Coping with triggers after quitting: No matter how much Mary prepares for quitting, she will likely experience smoking-related triggers at some point after she quits.

There are a number of CBT-oriented techniques that help her cope with your urges such as:

Restructuring her thinking patterns related to smoking (for example, challenging the belief that smoking is the only activity that relieves stress)

Identifying ways to stay busy (boredom is a common trigger to smoking)

Increasing physical activity (exercise has been shown to reduce smoking urges and to reduce weight gain associated with quitting)

Managing negative mood states (stress and other negative mood states increase smoking urges (9))

Coming up with alternate activities to keep your hands and mouth active (for example, eating healthy snacks, chewing gum, holding a pen)

Relaxation training using breathing-based methods and muscle relaxation techniques.

Unfortunately, most smokers who quit eventually resume smoking within several months. Therefore, learning relapse prevention techniques is critical to maintaining her smoking abstinence. One of the most important things to recognize is the difference between a lapse and a relapse. A lapse is a temporary “slip” or mistake, while a relapse is returning to regular smoking. CBT can help you understand how you evaluate a slip, and help you to learn from these experiences to better prevent them in the future. (Harte, 2016)

Although many people may only require on session, some may require a follow up and others may require a few session to permanently stop smoking. Some people are very resistant to change despite wanting to give up. Therefore looking at them smoking less could be a good idea. I would look at each situation, one by one, and stopping smoking in one situation at a time.
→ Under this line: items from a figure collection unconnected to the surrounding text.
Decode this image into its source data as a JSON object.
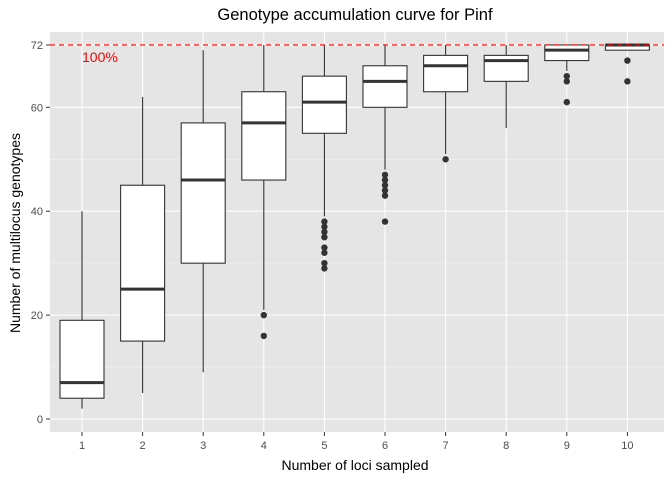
{
  "chart_data": {
    "type": "box",
    "title": "Genotype accumulation curve for Pinf",
    "xlabel": "Number of loci sampled",
    "ylabel": "Number of multilocus genotypes",
    "categories": [
      "1",
      "2",
      "3",
      "4",
      "5",
      "6",
      "7",
      "8",
      "9",
      "10"
    ],
    "ylim": [
      -2.5,
      74.5
    ],
    "yticks": [
      0,
      20,
      40,
      60,
      72
    ],
    "ytick_labels": [
      "0",
      "20",
      "40",
      "60",
      "72"
    ],
    "grid": true,
    "boxes": [
      {
        "label": "1",
        "min": 2,
        "q1": 4,
        "median": 7,
        "q3": 19,
        "max": 40,
        "outliers": []
      },
      {
        "label": "2",
        "min": 5,
        "q1": 15,
        "median": 25,
        "q3": 45,
        "max": 62,
        "outliers": []
      },
      {
        "label": "3",
        "min": 9,
        "q1": 30,
        "median": 46,
        "q3": 57,
        "max": 71,
        "outliers": []
      },
      {
        "label": "4",
        "min": 21,
        "q1": 46,
        "median": 57,
        "q3": 63,
        "max": 72,
        "outliers": [
          20,
          16
        ]
      },
      {
        "label": "5",
        "min": 39,
        "q1": 55,
        "median": 61,
        "q3": 66,
        "max": 72,
        "outliers": [
          38,
          37,
          36,
          35,
          33,
          32,
          30,
          29
        ]
      },
      {
        "label": "6",
        "min": 48,
        "q1": 60,
        "median": 65,
        "q3": 68,
        "max": 72,
        "outliers": [
          47,
          46,
          45,
          44,
          43,
          38
        ]
      },
      {
        "label": "7",
        "min": 51,
        "q1": 63,
        "median": 68,
        "q3": 70,
        "max": 72,
        "outliers": [
          50
        ]
      },
      {
        "label": "8",
        "min": 56,
        "q1": 65,
        "median": 69,
        "q3": 70,
        "max": 72,
        "outliers": []
      },
      {
        "label": "9",
        "min": 67,
        "q1": 69,
        "median": 71,
        "q3": 72,
        "max": 72,
        "outliers": [
          66,
          65,
          61
        ]
      },
      {
        "label": "10",
        "min": 71,
        "q1": 71,
        "median": 72,
        "q3": 72,
        "max": 72,
        "outliers": [
          69,
          65
        ]
      }
    ],
    "reference_line": {
      "y": 72,
      "label": "100%",
      "color": "#ff0000",
      "style": "dashed"
    },
    "colors": {
      "panel_background": "#e5e5e5",
      "grid_major": "#ffffff",
      "grid_minor": "#f0f0f0",
      "box_fill": "#ffffff",
      "box_stroke": "#333333",
      "outlier": "#333333",
      "tick_text": "#4d4d4d"
    }
  }
}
Therefore, in the script I may start off saying ‘reducing the number of cigarettes’ Mary smokes rather than ‘giving up completely’ could help a phased approach to stopping. Every case is different. Everyone will be different and their motivations, stresses, number of cigarettes, triggers and peer groups will all be different. It is important that I am fluid in my delivery of therapy ensuring that I am willing to backtrack, change the processes/scripts/methodology, according to what Mary requires, whilst still having a holistic approach in enabling her to be a non-smoker.